What motive could others have for their words? How likely is it that repeated statements are true even if I struggle to accept them? What kind of risk would I be taking to integrate these positive thoughts into my self-concept? How would they benefit from my adoption of a more positive self-evaluation? Would I benefit from it? Is this an emotion, subjective to each person’s perspective, or a potential factual statement? Could this be true of someone else? If so, could it also be true of me?

Adoption and Integration

At times, it has seemed arrogant to choose to believe these new perspectives. That’s part of the challenge, learning to let go of broken narratives. Yet, I’ve begun to see that it’s quite possible that I am as smart, capable, gifted, and patient as people are telling me. I’m beginning to see that some of those whose opinions I’ve valued most were simply those who were the best at hiding their underlying motivations.

A commitment to accepting new information as plausible or true takes time. I keep practicing my new narrative. I can be quite intelligent, gifted, and patient while also still making my fair share of mistakes. One does not discredit the others completely. Brilliant people have bad days and make bad choices. Some dense people have amazing advisers and are wildly successful despite not being the most brilliant person in the room. Most things, it turns out, are not “either or” circumstances.
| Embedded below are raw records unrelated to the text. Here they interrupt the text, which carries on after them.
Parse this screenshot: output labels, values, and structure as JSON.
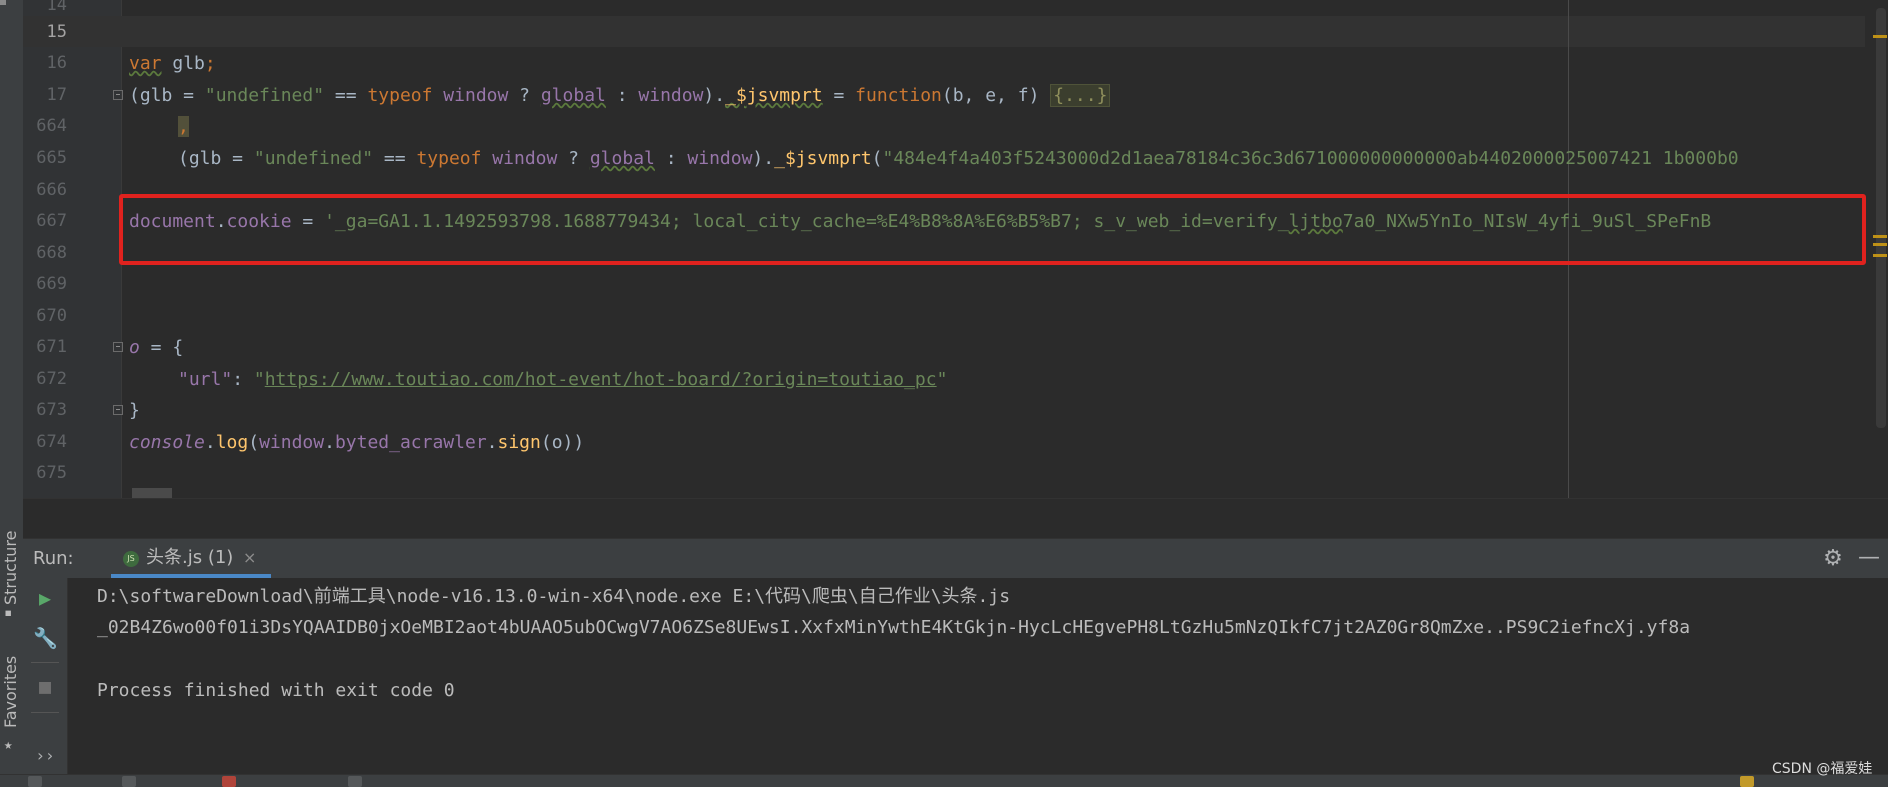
{
  "editor": {
    "lines": [
      {
        "num": "14"
      },
      {
        "num": "15"
      },
      {
        "num": "16"
      },
      {
        "num": "17"
      },
      {
        "num": "664"
      },
      {
        "num": "665"
      },
      {
        "num": "666"
      },
      {
        "num": "667"
      },
      {
        "num": "668"
      },
      {
        "num": "669"
      },
      {
        "num": "670"
      },
      {
        "num": "671"
      },
      {
        "num": "672"
      },
      {
        "num": "673"
      },
      {
        "num": "674"
      },
      {
        "num": "675"
      }
    ],
    "code": {
      "l16_kw": "var",
      "l16_rest": " glb",
      "l16_semi": ";",
      "l17_open": "(glb = ",
      "l17_str": "\"undefined\"",
      "l17_eq": " == ",
      "l17_typeof": "typeof",
      "l17_window1": " window",
      "l17_q": " ? ",
      "l17_global": "global",
      "l17_colon": " : ",
      "l17_window2": "window",
      "l17_close": ").",
      "l17_fn": "_$jsvmprt",
      "l17_assign": " = ",
      "l17_function": "function",
      "l17_params": "(b, e, f) ",
      "l17_fold": "{...}",
      "l664_comma": ",",
      "l665_open": "(glb = ",
      "l665_str": "\"undefined\"",
      "l665_eq": " == ",
      "l665_typeof": "typeof",
      "l665_window1": " window",
      "l665_q": " ? ",
      "l665_global": "global",
      "l665_colon": " : ",
      "l665_window2": "window",
      "l665_close": ").",
      "l665_fn": "_$jsvmprt",
      "l665_paren": "(",
      "l665_hex": "\"484e4f4a403f5243000d2d1aea78184c36c3d671000000000000ab4402000025007421 1b000b0",
      "l667_doc": "document",
      "l667_dot": ".",
      "l667_cookie": "cookie",
      "l667_assign": " = ",
      "l667_str_a": "'_ga=GA1.1.1492593798.1688779434; local_city_cache=%E4%B8%8A%E6%B5%B7; s_v_web_id=verify_",
      "l667_str_b": "ljtbo",
      "l667_str_c": "7a0_NXw5YnIo_NIsW_4yfi_9uSl_SPeFnB",
      "l671_o": "o",
      "l671_rest": " = {",
      "l672_key": "\"url\"",
      "l672_colon": ": ",
      "l672_q1": "\"",
      "l672_url": "https://www.toutiao.com/hot-event/hot-board/?origin=toutiao_pc",
      "l672_q2": "\"",
      "l673": "}",
      "l674_console": "console",
      "l674_dot1": ".",
      "l674_log": "log",
      "l674_p1": "(",
      "l674_window": "window",
      "l674_dot2": ".",
      "l674_byted": "byted_acrawler",
      "l674_dot3": ".",
      "l674_sign": "sign",
      "l674_p2": "(o))"
    }
  },
  "left_strip": {
    "structure": "Structure",
    "favorites": "Favorites"
  },
  "run_panel": {
    "label": "Run:",
    "tab_name": "头条.js (1)",
    "tab_icon": "JS",
    "close": "×",
    "console": [
      "D:\\softwareDownload\\前端工具\\node-v16.13.0-win-x64\\node.exe E:\\代码\\爬虫\\自己作业\\头条.js",
      "_02B4Z6wo00f01i3DsYQAAIDB0jxOeMBI2aot4bUAAO5ubOCwgV7AO6ZSe8UEwsI.XxfxMinYwthE4KtGkjn-HycLcHEgvePH8LtGzHu5mNzQIkfC7jt2AZ0Gr8QmZxe..PS9C2iefncXj.yf8a",
      "",
      "Process finished with exit code 0"
    ],
    "more": "››"
  },
  "watermark": "CSDN @福爱娃",
  "colors": {
    "keyword": "#cc7832",
    "string": "#6a8759",
    "function": "#ffc66d",
    "property": "#9876aa",
    "annotation_box": "#e0221e",
    "run_tab_underline": "#4a88c7"
  }
}
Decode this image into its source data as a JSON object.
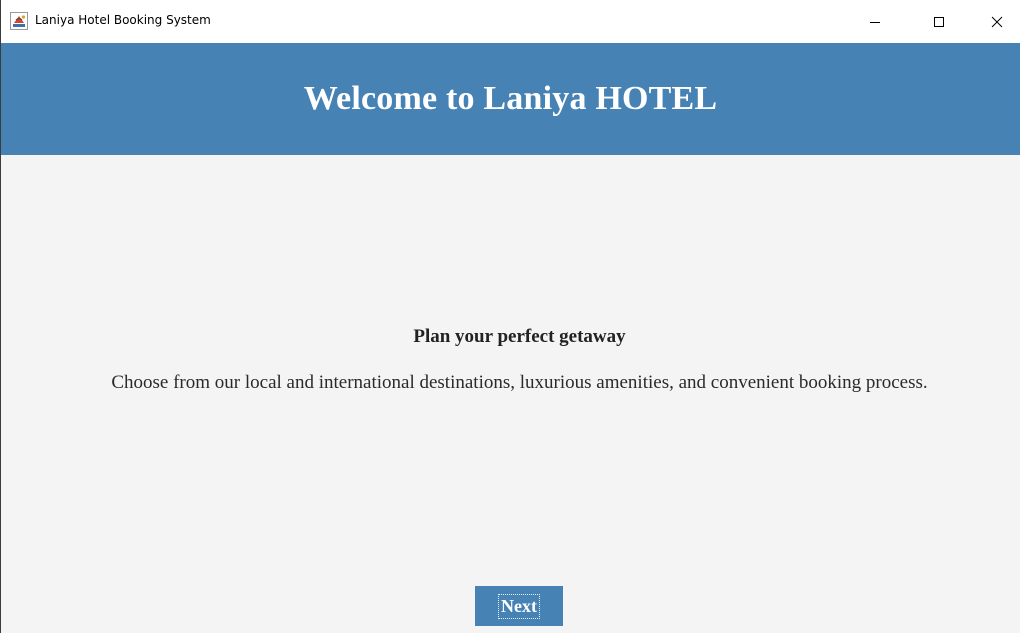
{
  "window": {
    "title": "Laniya Hotel Booking System",
    "app_icon": "java-cup-icon",
    "controls": {
      "minimize_icon": "minimize-icon",
      "maximize_icon": "maximize-icon",
      "close_icon": "close-icon"
    }
  },
  "header": {
    "title": "Welcome to Laniya HOTEL",
    "background_color": "#4682b4",
    "text_color": "#ffffff"
  },
  "main": {
    "tagline": "Plan your perfect getaway",
    "description": "Choose from our local and international destinations, luxurious amenities, and convenient booking process.",
    "background_color": "#f4f4f4"
  },
  "actions": {
    "next_label": "Next",
    "button_color": "#4682b4"
  }
}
Adoption requires courage. It takes chutzpah to commit to claiming a new perspective about yourself, especially when the narrative has been distorted for a long time. Integration requires persistence and patience. Change doesn’t occur immediately. I find I must remind myself of these new facts and interpretations repeatedly before they take root and sprout. That requires effort over time.

What new information are you trying to integrate about your self? Where are you feeling stuck? What’s been helpful in your process?